Tell me why it's always different in the mornin.
Last night you were by my side.
(Zayn-Tonight)Bugün hafta sonu olduğu için kafeye gitmeyip evde biraz dinlenmeyi seçmiştim. Tabii sevgili ablam buna izin vermeyip beni sabahın onunda kaldırmıştı -bence sabah-. Pijamalarım ve dağınık halim ile mutfağa girdiğimde gördüğüm kahvaltı masası ile yürümeyi kesmiş ve kaşlarımı çatmıştım.
Her zamankinin aksine muhteşem bir softa kuruluydu ve ayriyetten iki tabak daha vardı. "Bu da ne? Lalisa ve Jennie falan mı gelicek? Gerçi onlara da asla böyle bir kahvaltı hazırlamadın." Şaşkınca konuştuğumda elinde ki tabağı da masaya bırakmış ve bana dönmüştü.
Çok nadir rastladığım sesinde ki heyecan ile cevapladı beni. "Kızlar değil. Jimin ve Yoongi geliyor." Ne? Kalbim adıyla dahi hızlanırken ne dediğini anlamaya çalışıyordum.
"Onların burada ne işi var? Ve bana bunu nasıl söylemezsin?!" Çıkışırcasına konuştuktan sonra kendimi toparlamak için hızla odama koşturmaya başlamıştım. Arkamdan ise bağırmasını işitmiştim. "Sadece sana sürpriz yakmak istedim."
"İyi-" bok yedin.. Bunun devamını yüzüne karşı söylersem muhtemelen az sonra gelecek çocukları umursamadan beni bir güzel evire çevire dövebilirdi.
Odama girdikten sonra yüzümü yeniden yıkayıp biraz daha kendime gelmeye çalışmıştım. Pijamalarımı çıkartıp daha spor şeyler giydikten sonra saçlarımı da at kuyruğu yapıp yüzüme de sadece birazcık kapatıcı sürmüştüm. Fazla abartmayıp oldukça ev hali görünmeye çalışmıştım.

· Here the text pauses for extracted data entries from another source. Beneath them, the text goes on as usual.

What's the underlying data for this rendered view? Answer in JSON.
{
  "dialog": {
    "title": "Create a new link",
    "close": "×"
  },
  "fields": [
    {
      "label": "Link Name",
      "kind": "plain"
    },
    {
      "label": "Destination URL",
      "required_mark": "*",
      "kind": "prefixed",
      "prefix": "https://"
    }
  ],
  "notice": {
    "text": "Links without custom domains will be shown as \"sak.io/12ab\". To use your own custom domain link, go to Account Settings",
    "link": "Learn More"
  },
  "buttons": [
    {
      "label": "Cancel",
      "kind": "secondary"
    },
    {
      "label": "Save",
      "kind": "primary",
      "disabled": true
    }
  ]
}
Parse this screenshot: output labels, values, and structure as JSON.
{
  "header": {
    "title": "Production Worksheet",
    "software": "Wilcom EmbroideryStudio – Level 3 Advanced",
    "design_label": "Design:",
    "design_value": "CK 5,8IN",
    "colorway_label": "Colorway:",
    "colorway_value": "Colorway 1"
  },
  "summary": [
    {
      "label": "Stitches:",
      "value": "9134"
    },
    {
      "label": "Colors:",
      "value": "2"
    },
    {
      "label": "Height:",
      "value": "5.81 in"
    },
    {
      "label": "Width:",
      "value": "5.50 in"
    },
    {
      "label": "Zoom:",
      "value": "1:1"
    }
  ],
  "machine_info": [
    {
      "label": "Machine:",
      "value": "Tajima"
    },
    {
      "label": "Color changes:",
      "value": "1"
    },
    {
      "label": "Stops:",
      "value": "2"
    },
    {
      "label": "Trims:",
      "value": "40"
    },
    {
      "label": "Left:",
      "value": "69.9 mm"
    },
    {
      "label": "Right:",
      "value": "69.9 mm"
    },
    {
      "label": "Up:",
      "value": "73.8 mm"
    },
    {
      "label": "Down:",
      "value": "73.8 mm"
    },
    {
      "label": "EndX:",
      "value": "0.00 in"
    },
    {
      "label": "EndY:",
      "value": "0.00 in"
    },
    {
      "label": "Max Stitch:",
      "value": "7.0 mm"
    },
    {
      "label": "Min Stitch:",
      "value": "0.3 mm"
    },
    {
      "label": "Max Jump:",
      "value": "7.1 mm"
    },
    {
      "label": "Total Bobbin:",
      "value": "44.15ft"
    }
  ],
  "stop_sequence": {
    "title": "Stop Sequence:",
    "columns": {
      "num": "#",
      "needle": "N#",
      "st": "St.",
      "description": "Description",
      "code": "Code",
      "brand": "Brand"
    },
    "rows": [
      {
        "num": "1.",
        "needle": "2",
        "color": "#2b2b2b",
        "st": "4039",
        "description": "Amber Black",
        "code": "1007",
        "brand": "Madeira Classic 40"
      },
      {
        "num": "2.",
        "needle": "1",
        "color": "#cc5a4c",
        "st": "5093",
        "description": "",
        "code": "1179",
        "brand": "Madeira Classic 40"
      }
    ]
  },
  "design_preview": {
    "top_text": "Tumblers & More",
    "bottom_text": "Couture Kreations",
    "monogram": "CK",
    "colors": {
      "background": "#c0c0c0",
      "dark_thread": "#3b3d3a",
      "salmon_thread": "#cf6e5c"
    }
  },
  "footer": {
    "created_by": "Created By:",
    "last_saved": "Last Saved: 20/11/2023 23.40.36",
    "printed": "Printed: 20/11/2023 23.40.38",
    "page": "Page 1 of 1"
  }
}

Boy aynamda kendime bakıp oldukça hoş göründüğümde karar kıldığımda ise kapının çalan zili ile koşturarak odamdan çıkmıştım.
Jisoo kapıyı açmaya giderken bana doğru bağırmıştı. "İlaçlarını iç Chaeyoung!" Ona gözlerimi devirip mutfağa girdim ve haplarımı aldıktan sonra bir bardak su eşliğinde mideme gönderdim. O sırada da mutfağa girdiğini hissettiğim kişiler ile kapıya dönmüştüm.
"Hoş geldiniz." Heyecanla konuştuğumda Jimin gülümsemişti. "Hoş buldum Chae." Yoongi sadece hafifçe başı ile bir selam vermişti. Birlikte sofraya geçerken Jimin'e bakarak konuştum. "Neden bana geleceğinizi söylemedin?"
"Jisoo'nun haber verdiğini düşünmüştüm." Cevabı ile kısık bakışlarım karşımda ki ablamı bulmuştu. Beni deli ediyordu.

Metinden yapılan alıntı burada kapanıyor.